In the Gospel, we hear of the miraculous multiplication of five loaves and two fish which fed five thousand men and uncounted women and children; and the left-overs filled twelve wicker baskets.
Some modern commentators would strip this event of its miraculous nature. Claiming that Jesus inspired the crowd to share what they had and to abandon their selfishness. If that is the case, then the evangelists were idiots for recounting this story as miraculous. And that contemporary twist on a psychological theme is nothing more than poppycock.

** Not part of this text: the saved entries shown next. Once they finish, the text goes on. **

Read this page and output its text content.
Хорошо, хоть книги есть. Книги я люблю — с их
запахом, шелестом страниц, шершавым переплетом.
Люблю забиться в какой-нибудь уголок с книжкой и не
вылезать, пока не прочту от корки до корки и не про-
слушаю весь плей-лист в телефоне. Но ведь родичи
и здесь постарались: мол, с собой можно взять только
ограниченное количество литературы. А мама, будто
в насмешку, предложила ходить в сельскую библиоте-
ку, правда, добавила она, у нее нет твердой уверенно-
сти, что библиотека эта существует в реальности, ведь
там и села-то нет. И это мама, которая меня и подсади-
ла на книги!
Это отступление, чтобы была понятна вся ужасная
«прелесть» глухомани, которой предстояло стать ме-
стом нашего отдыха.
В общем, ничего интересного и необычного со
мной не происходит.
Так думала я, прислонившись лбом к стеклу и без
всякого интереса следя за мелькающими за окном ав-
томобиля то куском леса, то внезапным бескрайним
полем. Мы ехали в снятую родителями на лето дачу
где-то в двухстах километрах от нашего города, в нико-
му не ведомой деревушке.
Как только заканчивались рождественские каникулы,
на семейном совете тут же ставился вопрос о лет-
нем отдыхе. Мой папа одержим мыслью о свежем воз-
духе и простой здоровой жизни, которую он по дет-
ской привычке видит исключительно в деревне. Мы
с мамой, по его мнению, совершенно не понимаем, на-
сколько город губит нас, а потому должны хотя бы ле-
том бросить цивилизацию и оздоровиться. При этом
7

Rather, the repeated recounting of the multiplication of loaves and fishes by all of the Gospel writers is to point to the “sign” of the Messianic Banquet. What Isaiah speaks of thirty chapters earlier when he says:
On this mountain* the LORD of hosts * will provide for all peoples * a feastIn this pericope, we hear that Jesus had “pity” for the vast crowd – or rather “his heart was moved with pity for them”. The word, rendered here as “pity” has more customarily been translated as “compassion.”
It is translated from a Greek word that is a mouthful: σπλαγχνίζομαι (splagch-ni-zo-mai) meaning “moved as to one’s bowels with compassion.” So, not just pity, and not just compassion … but rather, what we might call a “gut wrenching” pity or a “gut wrenching” compassion.
Jesus uses this same word in the Gospels in three parables (1) the master who forgives the servant (who in turn does NOT forgive his fellow servant) ; (2) the motivating feeling of the Good Samaritan (which is not shared by the priest and the levite) ; and (3) the father at the end of the story of the Prodigal Son when he sees his son returning home.
Each of the characters in these parables experienced a gut wrenching compassion, and acted in a way that perhaps can only be called “not so normal.”
And the Gospel writers also apply this term – gut wrenching compassion – to Jesus, just before He feeds the multitudes, heals two blind men, heals a leper, drives out a demon from a man’s son, and raises the only son of the widow of Naim.
Based on this limited data set, it would seem that σπλαγχνίζομαι (splagch-ni-zo-mai) – gut wrenching pity or compassion – is accompanied by miracles … and that we are called to dig deep in our guts – so as to be “moved as to the bowels of compassion” in our dealings and our relatinships with one another … in order to experience similar miracles in our own lives … as we come to God, seeking God, and in our worship of God.
This Eucharist is our messianic banquet. Saint Paul, in the pericope from Romans reminds us that nothing “will be able to separate us from the love of God in Christ Jesus our Lord.”
And so, as we continue in our own act of divine worship in this Holy Mass, and as we approach this altar to receive the Sacred Body and Blood, Soul and Divinity of Jesus Christ … let us be moved to the depths of our hearts with love for God – Father, Son, and Holy Spirit – knowing that nothing outside of ourselves can separate us from God in Christ Jesus … and let us receive Him Sacramentally as a foretaste of the banquet of heaven … in this supreme act of worship.